Resources for Patients and their Families

Martinez Refining Company

Currently owned and operated by the Shell Oil Corporation, the Martinez Refinery Company is located on an 1,100-acre site on the south shore of the Carquinez Inlet across from the city of Benecia, approximately 30 miles northeast of San Francisco.


The Martinez Refinery Company was constructed just prior to US entry into World War I by Shell Oil for providing fuel and lubricants to ships and the increasing number of automobiles in the San Francisco Bar Area. Refining operations commenced in 1916; most of the crude oil was piped in from oil drilling operations in the San Joaquin Valley to the southeast.

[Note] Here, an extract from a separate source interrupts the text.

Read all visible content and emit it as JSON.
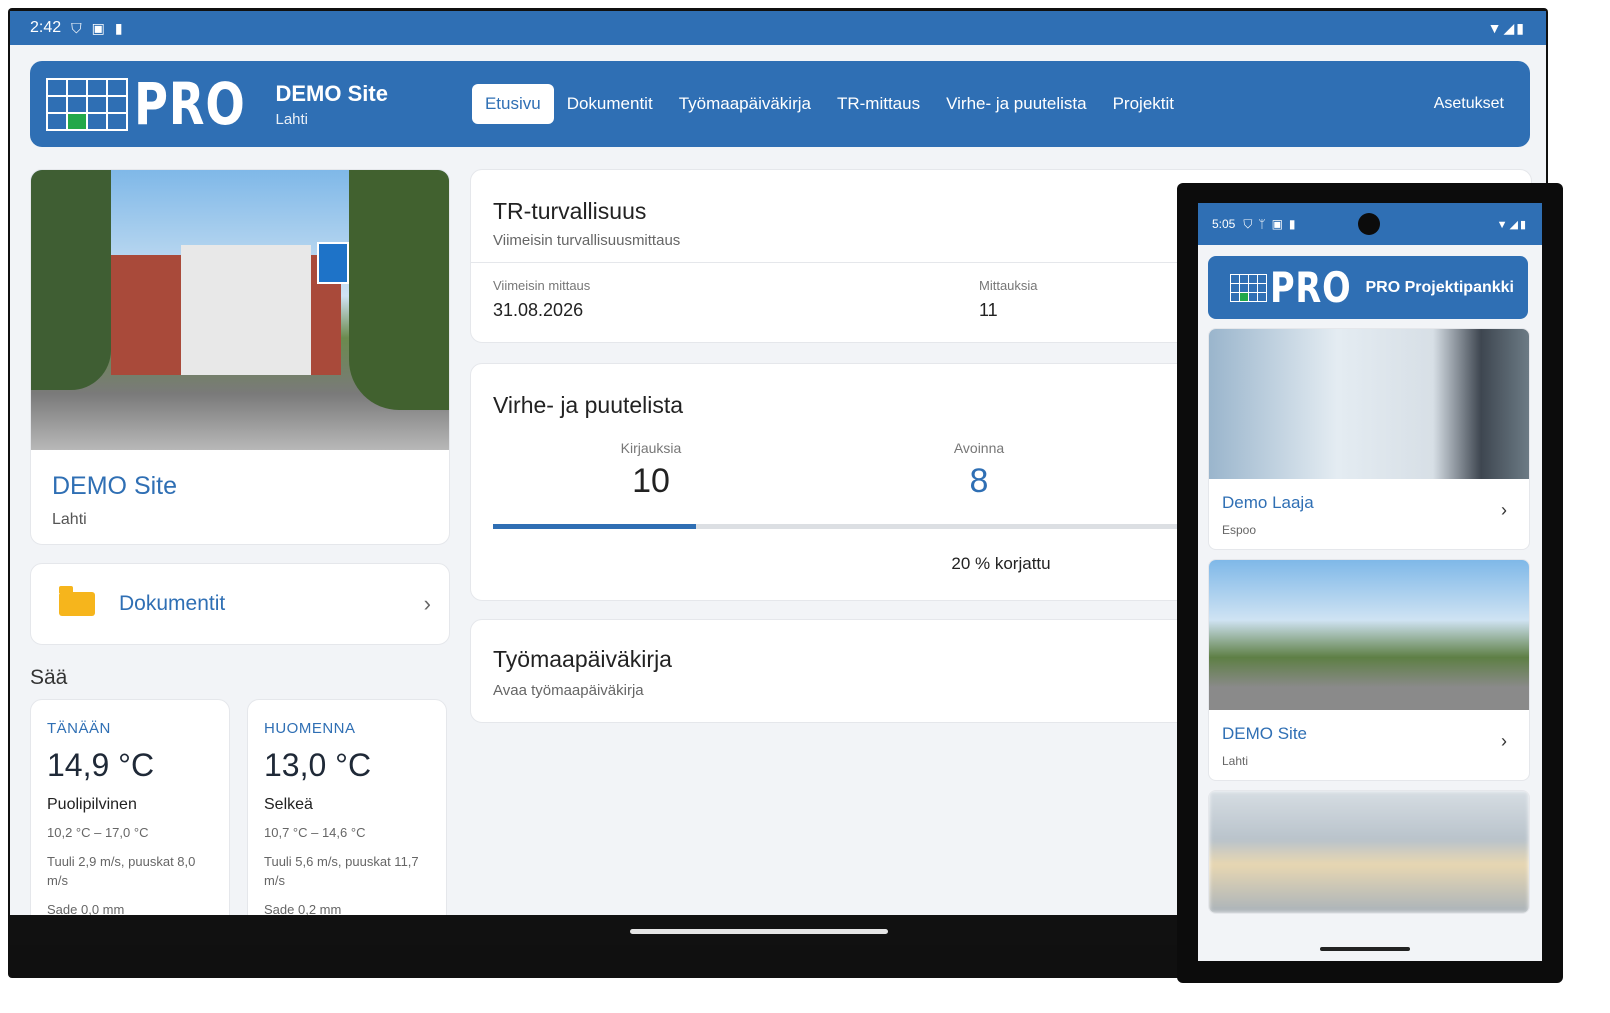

The operation was expanded in 1931, when Shell added a research laboratory and a chemical plant on the premises. A light oil processing facility was constructed thirty years later. The facility underwent some modernization during the 1980s and 1990s. It received the name "Martinez Refining Company" in 1998 when Texaco made an investment in some projects. Shell bought Texaco out four years later; since then, it has been known as the Shell Martinez Refinery.

Asbestos and Oil Refineries

During most of the 20th century, various forms of asbestos were used as insulation when flames or temperature extremes were a risk. Oil refineries like Martinez Refining Company, therefore, were often made using asbestos-containing materials. Resistance to reactive chemicals is perhaps a less well-known property of some types of amphibole asbestos. Because of the nature of the work that occurs at oil refineries, asbestos, therefore, was not only used in plant structures, but also in safety garments, work surfaces and lab equipment. Asbestos, however, carried a notable downside that was not understood or at times deliberately ignored: debilitating and often fatal diseases were found to be the result of exposure to asbestos.

Most of the asbestos was of the amosite variety. When it is mixed with chrysotile, which is impervious to heat and bases but not as resistant to acidic compounds, amosite creates products that are particularly effective at preventing damage from corrosive substances. Used for decades in the form of asbestos transite in oil refineries and laboratories across the US, amosite was eventually outlawed for construction purposes in the 1970s.

Similar to cement, asbestos transite could be sprayed onto ductwork and pipes and molded into working surfaces. For the most part, new items formed from transite were safe because the asbestos fibers were encapsulated in the transite. With age, however, this transite becomes prone to becoming powdery, enabling tiny fibers to float into the atmosphere. When it is in this state, it is considered friable, or able to be crushed by hand pressure alone. In addition, laboratory kilns often contained friable asbestos in insulation linings.

Why Friable Asbestos Is a Problem

Friable asbestos is hazardous because in this condition the particles are easily released in the environment. When someone inhales these particles, they can harm the lungs, resulting in cancer or asbestosis. Another uncommon, and often deadly, disease caused by asbestos is mesothelioma. The pleural variety of mesothelioma, one which attacks the tissue that lies between the lungs and the chest cavity, is the most prevalent. Pericardial and peritoneal mesothelioma result from swallowing fibers of asbestos, which can occur when the microscopic particles are released into the air and land on food or drinks.

During the past twenty years medical researchers have discovered much information concerning the risks associated with being exposed to asbestos; therefore there are stringent rules controlling its use. However, when plants such as Martinez Refining Company were first operating, the use of asbestos was more commonplace. Before present-day laws were put into place, employees frequently labored without respirators in environments where asbestos particles filled the atmosphere.

The Ticking Bomb

Asbestos-related diseases, unlike many work-related injuries, which are easily observed and known about soon after the incident, may take ten, twenty, or even thirty years to develop. It can also be challenging to identify asbestos-related illnesses since their symptoms are similar to the symptoms of other, less serious conditions. It is vital, therefore, that everyone who worked at or lived near places like Martinez Refining Company notify their health care professionals about the possibility of asbestos exposure and ask for mesothelioma information. Such information can help physicians make a timely diagnosis; especially with mesothelioma, the sooner it is diagnosed, the higher the odds of surviving or at least of improved quality of life. For some patients, treatments like mesothelioma surgery are available.